想到這裡,唐逸不禁心下讚歎道:“我當初在崆峒山上聽聞天下高手排名時,雖曾感嘆過德皇老前輩的武功之高,可對他這個名頭卻頗有不屑,總道這人竟敢號稱道德皇帝,也不知是別人的敬稱,還是狂妄自大。不過如今看來這位老前輩以一己之力平衡整個江湖,令東西兩盟共十大名門空有強大實力,卻不敢輕舉妄動,這份功德足可當的起德皇之稱。”

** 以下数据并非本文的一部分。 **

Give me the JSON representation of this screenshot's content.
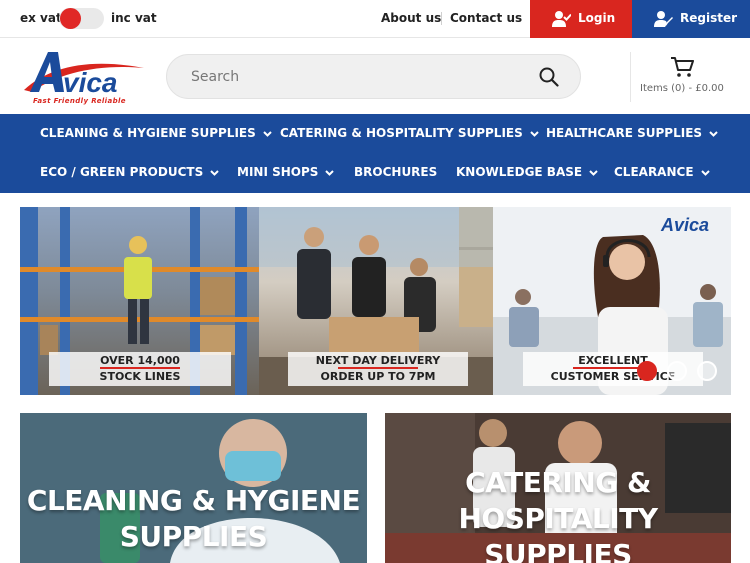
{
  "vat": {
    "ex_label": "ex vat",
    "inc_label": "inc vat",
    "accent": "#e02826"
  },
  "top_links": {
    "about": "About us",
    "contact": "Contact us"
  },
  "account": {
    "login": "Login",
    "register": "Register",
    "login_color": "#d9261f",
    "register_color": "#1b4b9b"
  },
  "brand": {
    "name": "Avica",
    "tagline": "Fast Friendly Reliable"
  },
  "search": {
    "placeholder": "Search",
    "value": ""
  },
  "cart": {
    "summary": "Items (0) - £0.00"
  },
  "nav": {
    "color": "#1b4b9b",
    "row1": [
      {
        "label": "CLEANING & HYGIENE SUPPLIES",
        "dropdown": true
      },
      {
        "label": "CATERING & HOSPITALITY SUPPLIES",
        "dropdown": true
      },
      {
        "label": "HEALTHCARE SUPPLIES",
        "dropdown": true
      }
    ],
    "row2": [
      {
        "label": "ECO / GREEN PRODUCTS",
        "dropdown": true
      },
      {
        "label": "MINI SHOPS",
        "dropdown": true
      },
      {
        "label": "BROCHURES",
        "dropdown": false
      },
      {
        "label": "KNOWLEDGE BASE",
        "dropdown": true
      },
      {
        "label": "CLEARANCE",
        "dropdown": true
      }
    ]
  },
  "hero": {
    "slides": [
      {
        "line1": "OVER 14,000",
        "line2": "STOCK LINES"
      },
      {
        "line1": "NEXT DAY DELIVERY",
        "line2": "ORDER UP TO 7PM"
      },
      {
        "line1": "EXCELLENT",
        "line2": "CUSTOMER SERVICE"
      }
    ],
    "dots": 3,
    "active_dot": 1
  },
  "categories": [
    {
      "line1": "CLEANING & HYGIENE",
      "line2": "SUPPLIES"
    },
    {
      "line1": "CATERING &",
      "line2": "HOSPITALITY",
      "line3": "SUPPLIES"
    }
  ]
}
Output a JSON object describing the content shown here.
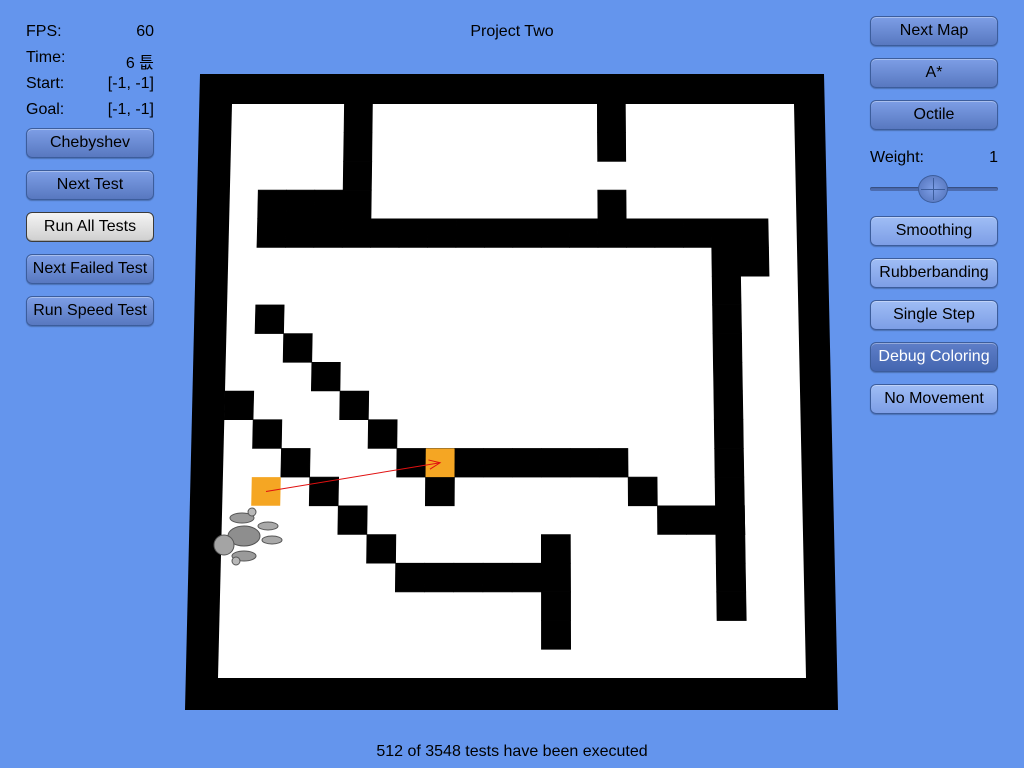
{
  "title": "Project Two",
  "stats": [
    {
      "key": "FPS:",
      "value": "60"
    },
    {
      "key": "Time:",
      "value": "6 틊"
    },
    {
      "key": "Start:",
      "value": "[-1, -1]"
    },
    {
      "key": "Goal:",
      "value": "[-1, -1]"
    }
  ],
  "left_buttons": {
    "heuristic": "Chebyshev",
    "next_test": "Next Test",
    "run_all": "Run All Tests",
    "next_failed": "Next Failed Test",
    "speed_test": "Run Speed Test"
  },
  "right_buttons": {
    "next_map": "Next Map",
    "algorithm": "A*",
    "heuristic": "Octile",
    "smoothing": "Smoothing",
    "rubberbanding": "Rubberbanding",
    "single_step": "Single Step",
    "debug_coloring": "Debug Coloring",
    "no_movement": "No Movement"
  },
  "weight": {
    "label": "Weight:",
    "value": "1"
  },
  "status": "512 of 3548 tests have been executed",
  "colors": {
    "background": "#6495ed",
    "wall": "#000000",
    "floor": "#ffffff",
    "highlight": "#f5a623",
    "path_line": "#e01010"
  },
  "map": {
    "size": 20,
    "walls": [
      [
        1,
        3
      ],
      [
        2,
        3
      ],
      [
        3,
        3
      ],
      [
        4,
        3
      ],
      [
        1,
        4
      ],
      [
        2,
        4
      ],
      [
        3,
        4
      ],
      [
        4,
        4
      ],
      [
        5,
        4
      ],
      [
        6,
        4
      ],
      [
        7,
        4
      ],
      [
        8,
        4
      ],
      [
        9,
        4
      ],
      [
        10,
        4
      ],
      [
        11,
        4
      ],
      [
        12,
        4
      ],
      [
        13,
        4
      ],
      [
        14,
        4
      ],
      [
        15,
        4
      ],
      [
        16,
        4
      ],
      [
        17,
        4
      ],
      [
        18,
        4
      ],
      [
        4,
        0
      ],
      [
        4,
        1
      ],
      [
        4,
        2
      ],
      [
        13,
        0
      ],
      [
        13,
        1
      ],
      [
        13,
        3
      ],
      [
        17,
        5
      ],
      [
        18,
        5
      ],
      [
        17,
        6
      ],
      [
        17,
        7
      ],
      [
        17,
        8
      ],
      [
        17,
        9
      ],
      [
        17,
        10
      ],
      [
        17,
        11
      ],
      [
        17,
        12
      ],
      [
        17,
        13
      ],
      [
        17,
        14
      ],
      [
        17,
        15
      ],
      [
        17,
        16
      ],
      [
        17,
        17
      ],
      [
        1,
        7
      ],
      [
        2,
        8
      ],
      [
        3,
        9
      ],
      [
        4,
        10
      ],
      [
        5,
        11
      ],
      [
        0,
        10
      ],
      [
        1,
        11
      ],
      [
        2,
        12
      ],
      [
        3,
        13
      ],
      [
        6,
        12
      ],
      [
        7,
        12
      ],
      [
        8,
        12
      ],
      [
        9,
        12
      ],
      [
        10,
        12
      ],
      [
        11,
        12
      ],
      [
        12,
        12
      ],
      [
        13,
        12
      ],
      [
        7,
        13
      ],
      [
        14,
        13
      ],
      [
        15,
        14
      ],
      [
        16,
        14
      ],
      [
        17,
        14
      ],
      [
        4,
        14
      ],
      [
        5,
        15
      ],
      [
        6,
        16
      ],
      [
        7,
        16
      ],
      [
        8,
        16
      ],
      [
        9,
        16
      ],
      [
        10,
        16
      ],
      [
        11,
        15
      ],
      [
        11,
        16
      ],
      [
        11,
        17
      ],
      [
        11,
        18
      ]
    ],
    "highlight_cells": [
      [
        7,
        12
      ],
      [
        1,
        13
      ]
    ]
  }
}
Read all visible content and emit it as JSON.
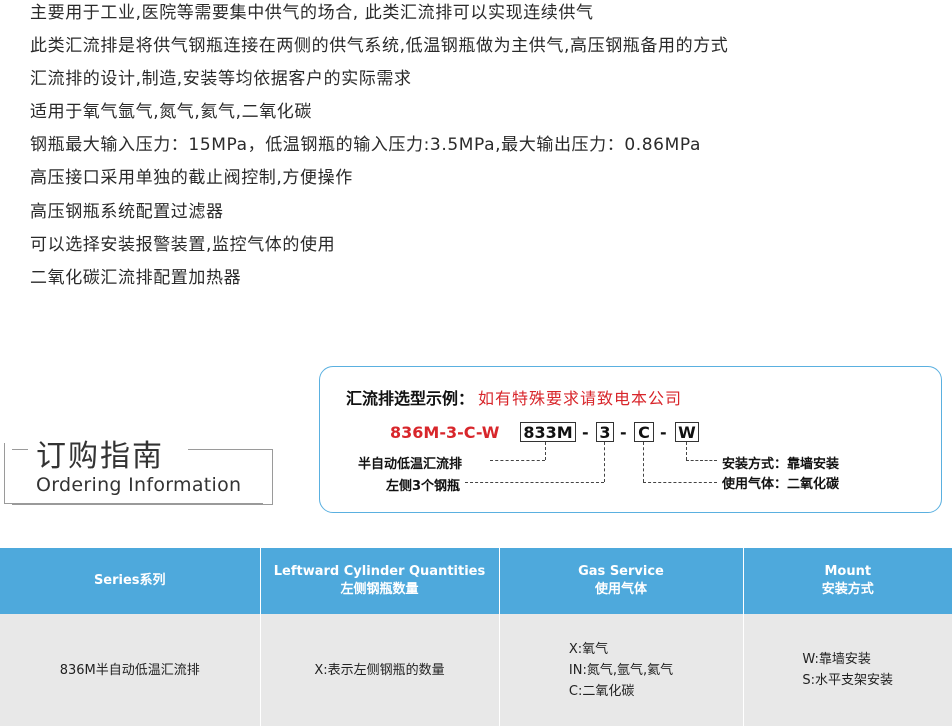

可想到這裡,唐逸的眉頭卻忽是一皺道:“江湖的平衡是維繫了,但如此一來,卻有個天大的漏洞。”
“什麼漏洞?”
一把威嚴冷洌的聲音傳將過來,唐逸身旁的那些唐門子弟登時靜了下來。
來人正是唐冷,此刻正和唐雪走到船尾,等到了唐逸的身旁,唐冷再是緩道:“什麼漏洞?”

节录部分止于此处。